1. Answer as many questions as possible before they are asked
Treat the handover meeting as a storytelling exercise. Proactively communicate user context, business needs, and the rationale for how you approach them. Thus, in the minds of the audience, you bring the story to a seemingly natural conclusion – your design decision.
In order for everyone to speak the same language, you need to present the statement at the very beginning in the form “Work to be done“.
It’s a great tool that helps people put themselves in the shoes of a specific user in a specific situation who hopes to get a specific result. Many questions will disappear even before you start your talk.
2. Justification of decisions ≠ their protection
As the creator of the design solution, you gathered context, understood the nuances, and performed a due diligence of options in the form of iterations before finalizing the proposed solution. You’ve also likely had a lot of debriefing with fellow designers and mentors. So when handing over your design to a product team, it’s natural to get impatient when asked, “Why this color?” or when you hear a colleague share an idea for 5 minutes that you’ve already tried it out and abandoned for a good reason.
I advise you to be patient and repeat the answers. Avoid jargon, state the obvious, and provide examples in which your approach has worked.

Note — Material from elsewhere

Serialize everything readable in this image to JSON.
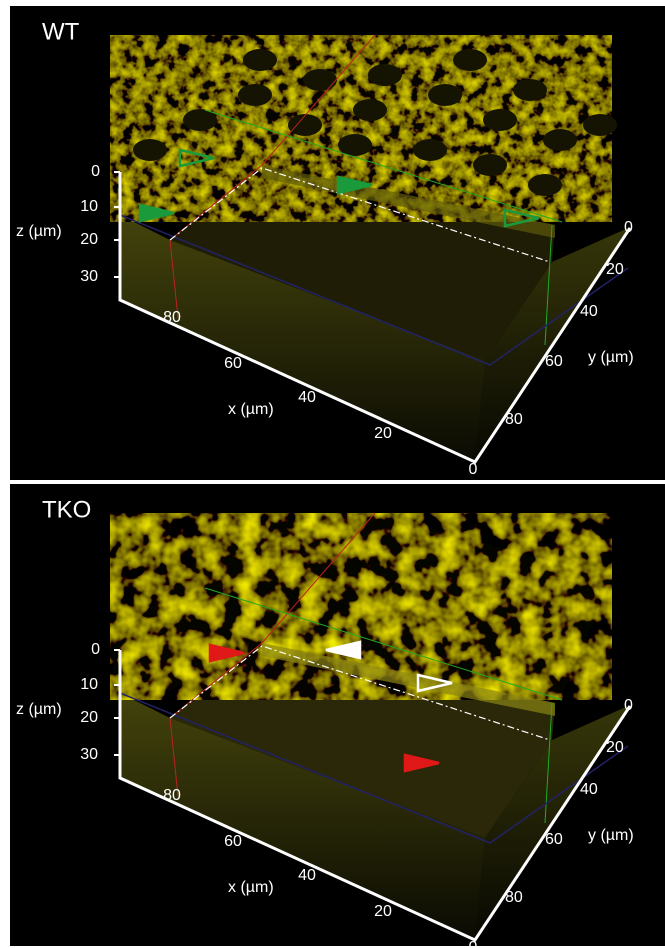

Also, be open to change if it makes sense and is valuable.
While it sounds challenging, it helps build the team’s trust in your process. Questions and discussions also mean that the team is genuinely investing in creating a product that they believe in. After all, one day you may see your developer or product manager enthusiastically and correctly explain the reason for the design decision to stakeholders or management. It’s worth it.
3. Tell your teammates to trust their eyes
Find nifty ways to build your team’s confidence in their craft. For example, I told my developers that I would review the interface as soon as they were sure they had found and fixed all the obvious visual bugs in the current build. This makes them mindful of visual inconsistencies and confirms their involvement in the visual quality of the product.
4. Communicate out loud with collaborative error recovery sessions
Towards release, I suggest taking the time to sit with the developer to find and fix styling errors. The key is that you both say out loud what you see and think. As long as you learn about the technical constraints and learn to solve them smarter, the developer will be able to better see visual inconsistencies and fix them themselves in the future.
5. Encourage constructive design discussion
You can add a design discussion to your lunch discussions if you haven’t already. You can mention the recent redesign of a competitor’s app icon and ask what anyone thinks. By listening without judgment, you create a safe space for colleagues to voice their opinions. You can also help them form a more informed opinion by asking them, why they focus on the choice of color or shape. Suggest possible reasons for them if they find it difficult to answer: “Is it because the contrast is too low?”
When you express your own opinion about someone else’s design, always give reasoning. This means that visual design is not an act of self-expression.
6. Share design literature
Keep sharing articles and books on design processes and best practices with your cross-functional team. Someone is bound to find this interesting and read them. In the product group at Microsoft, we had a Teams channel where developers shared technically challenging reading material. Now there is also design material. And it is gratifying to see how some people start such conversations in the team.
By sharing design nuances with non-designers, you facilitate collaboration, increase ownership of the product, and help colleagues appreciate and use design methods to their advantage.
As with any cultural shift, don’t let the “radio silence” confuse you. Someone is definitely listening to you.